Genelde erkekler ile çalışıyor olsa da cinsiyet konusunda takıntılı olmayan Watson, kendini şu sözlerle ifade ediyor:
“Kadın çizimleri de yapıyorum. Son yaptığım çizimde Tina Arena ile çalıştım. Önemli detaylı ve görkemli bir portre çalışmasıydı. Louvre’da gördüğüm bir heykelden esinlendim ve şimdi bu çalışma Gold Coast City Gallery’de.”
Çalıştığı bir başka isim de aktör, yazar ve sunucu Stephen Fry.
“Stephen Fry’a her zaman derinden saygı duymuşumdur ve Londra’daki sergim için onu resmetmiş olmak benim için büyük bir Onur.

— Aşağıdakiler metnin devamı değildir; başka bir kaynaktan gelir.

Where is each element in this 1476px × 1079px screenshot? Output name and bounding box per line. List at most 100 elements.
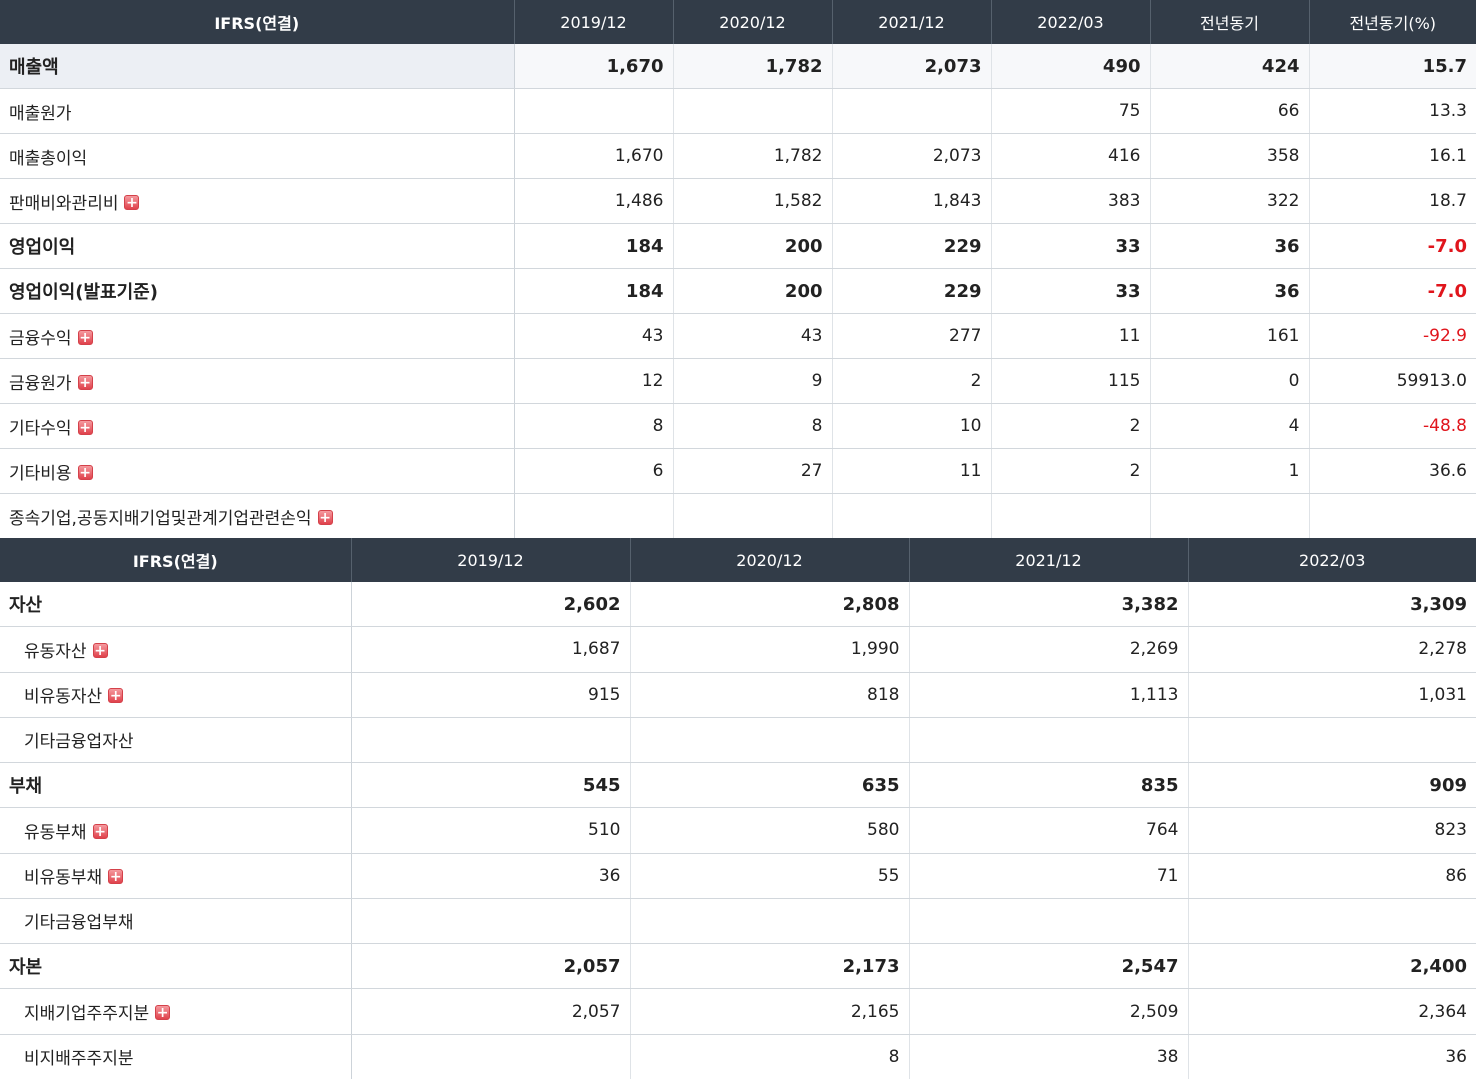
cell: 55 [630,853,910,899]
balance-header-2020: 2020/12 [630,538,910,582]
cell: 36 [1445,1046,1467,1067]
cell: 490 [991,44,1151,89]
cell: 2,073 [832,44,992,89]
row-label-liabilities: 부채 [0,762,352,809]
income-statement-table: IFRS(연결) 2019/12 2020/12 2021/12 2022/03… [0,0,1476,538]
cell: 43 [514,313,674,359]
plus-square-icon[interactable]: + [124,194,140,210]
cell: 1,670 [514,133,674,179]
cell: 13.3 [1309,88,1476,134]
row-label-other-income: 기타수익 + [0,403,515,449]
cell: -7.0 [1309,223,1476,269]
cell: 8 [630,1034,910,1079]
cell: 2,057 [351,988,631,1035]
cell [514,88,674,134]
cell: 0 [1150,358,1310,404]
cell: 277 [832,313,992,359]
cell: 1,990 [630,626,910,673]
cell [832,493,992,538]
cell: 2,400 [1188,943,1476,990]
cell: 635 [630,762,910,809]
income-header-2022q1: 2022/03 [991,0,1151,44]
plus-square-icon[interactable]: + [77,329,93,345]
plus-square-icon[interactable]: + [317,509,333,525]
cell: 75 [991,88,1151,134]
table-row: 부채 545 635 835 909 [0,762,1476,809]
row-label-text: 판매비와관리비 [9,193,119,214]
cell: -48.8 [1309,403,1476,449]
row-label-equity: 자본 [0,943,352,990]
cell: 424 [1150,44,1310,89]
table-row: 영업이익 184 200 229 33 36 -7.0 [0,223,1476,269]
row-label-current-assets: 유동자산 + [0,626,352,673]
plus-square-icon[interactable]: + [77,464,93,480]
row-label-other-financial-liabilities: 기타금융업부채 [0,898,352,945]
row-label-text: 비유동자산 [24,687,103,708]
income-header-2020: 2020/12 [673,0,833,44]
row-label-noncontrolling-interest: 비지배주주지분 [0,1034,352,1079]
income-header-2021: 2021/12 [832,0,992,44]
cell [1188,717,1476,764]
row-label-text: 유동자산 [24,641,87,662]
row-label-operating-profit: 영업이익 [0,223,515,269]
row-label-noncurrent-assets: 비유동자산 + [0,672,352,718]
cell [1188,898,1476,945]
income-header-yoy: 전년동기 [1150,0,1310,44]
cell: 1,782 [673,133,833,179]
cell: 229 [832,223,992,269]
cell: 915 [351,672,631,718]
cell: 3,382 [909,582,1189,628]
cell [351,1034,631,1079]
cell: 510 [351,807,631,854]
cell: 86 [1188,853,1476,899]
table-row: 자산 2,602 2,808 3,382 3,309 [0,582,1476,628]
table-row: 비유동부채 + 36 55 71 86 [0,853,1476,899]
cell: 1,670 [514,44,674,89]
cell [991,493,1151,538]
table-row: 유동부채 + 510 580 764 823 [0,807,1476,854]
cell: 36.6 [1309,448,1476,494]
plus-square-icon[interactable]: + [77,419,93,435]
plus-square-icon[interactable]: + [108,688,124,704]
income-header-row: IFRS(연결) 2019/12 2020/12 2021/12 2022/03… [0,0,1476,44]
cell: 1,687 [351,626,631,673]
plus-square-icon[interactable]: + [155,1005,171,1021]
income-header-title: IFRS(연결) [0,0,515,44]
cell: 2 [832,358,992,404]
cell: 580 [630,807,910,854]
balance-header-2019: 2019/12 [351,538,631,582]
plus-square-icon[interactable]: + [108,869,124,885]
cell: 1 [1150,448,1310,494]
plus-square-icon[interactable]: + [92,642,108,658]
table-row: 판매비와관리비 + 1,486 1,582 1,843 383 322 18.7 [0,178,1476,224]
cell: 229 [832,268,992,314]
row-label-assets: 자산 [0,582,352,628]
balance-header-2022q1: 2022/03 [1188,538,1476,582]
cell [909,717,1189,764]
cell: 818 [630,672,910,718]
cell [630,898,910,945]
cell: 59913.0 [1309,358,1476,404]
cell: 2,509 [909,988,1189,1035]
plus-square-icon[interactable]: + [92,823,108,839]
cell: 11 [832,448,992,494]
cell [630,717,910,764]
row-label-noncurrent-liabilities: 비유동부채 + [0,853,352,899]
cell: 2,278 [1188,626,1476,673]
cell: 2,057 [351,943,631,990]
cell: 36 [1150,268,1310,314]
cell: 823 [1188,807,1476,854]
income-header-2019: 2019/12 [514,0,674,44]
cell: 1,031 [1188,672,1476,718]
cell [832,88,992,134]
row-label-other-financial-assets: 기타금융업자산 [0,717,352,764]
cell: 36 [1150,223,1310,269]
row-label-text: 금융원가 [9,373,72,394]
cell: 18.7 [1309,178,1476,224]
cell: 2,808 [630,582,910,628]
balance-header-title: IFRS(연결) [0,538,352,582]
cell [351,717,631,764]
plus-square-icon[interactable]: + [77,374,93,390]
table-row: 종속기업,공동지배기업및관계기업관련손익 + [0,493,1476,538]
row-label-current-liabilities: 유동부채 + [0,807,352,854]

Elton John ile beraber, kendisi her zaman sanatımın ve kariyerimin büyük destekçileri olmuştur.”
“Modellerle çalışmadan önce kim olduklarını anlamak istiyorum. Şöyle gözükecek böyle olacak gibi takıntılarım yok. Bugüne dek çok farklı milletlerden çeşitli insanları resmettim.”
Avustralya son zamanlarda LGBT dünyasının yükselen yıldızı olsa da, eşcinsel evlilik daha bu sene yasa kapsamına alındı. Watson durumu mutlulukla karşılıyor ve ülkesinin eşitlik ve ilericilik anlamındaki konumundan memnun. Fakat kendisi bu yasadan faydalanmayı düşünmediğini belirtiyor.
“Evlilik herkes için bir hak olmalı, lakin ben ve partnerim evliliği modası geçmiş bir araç olarak görüyoruz. Avustralya’da evlilik olsun olmasın tüm çiftler eşit muamele görüyor. Dolayısıyla, en azından burada, evlenmek için ekstra çaba göstermenin bir anlamı kalmıyor.”
Bilinirliği ve popülerliği günden güne artarken, Watson bugünlerde 2019 sergilerine odaklanmış durumda. Bunlardan bir tanesi, Stonewall isyanlarının 50. yılı şerefine önümüzdeki yaz New York’ta düzenleniyor olacak.
“Son sergime olan talep nedeniyle ağzım kulaklarımda geziyorum. New York sergisi için de oldukça heyecanlıyım. Özellikle de Stonewall’ı göz önünde bulundurunca farklı bir anlam kazanıyor.”
“Harika bir galeri, harika bir mekan. Sergide hem eski hem de yeni çalışmalarım yan yana olacak.”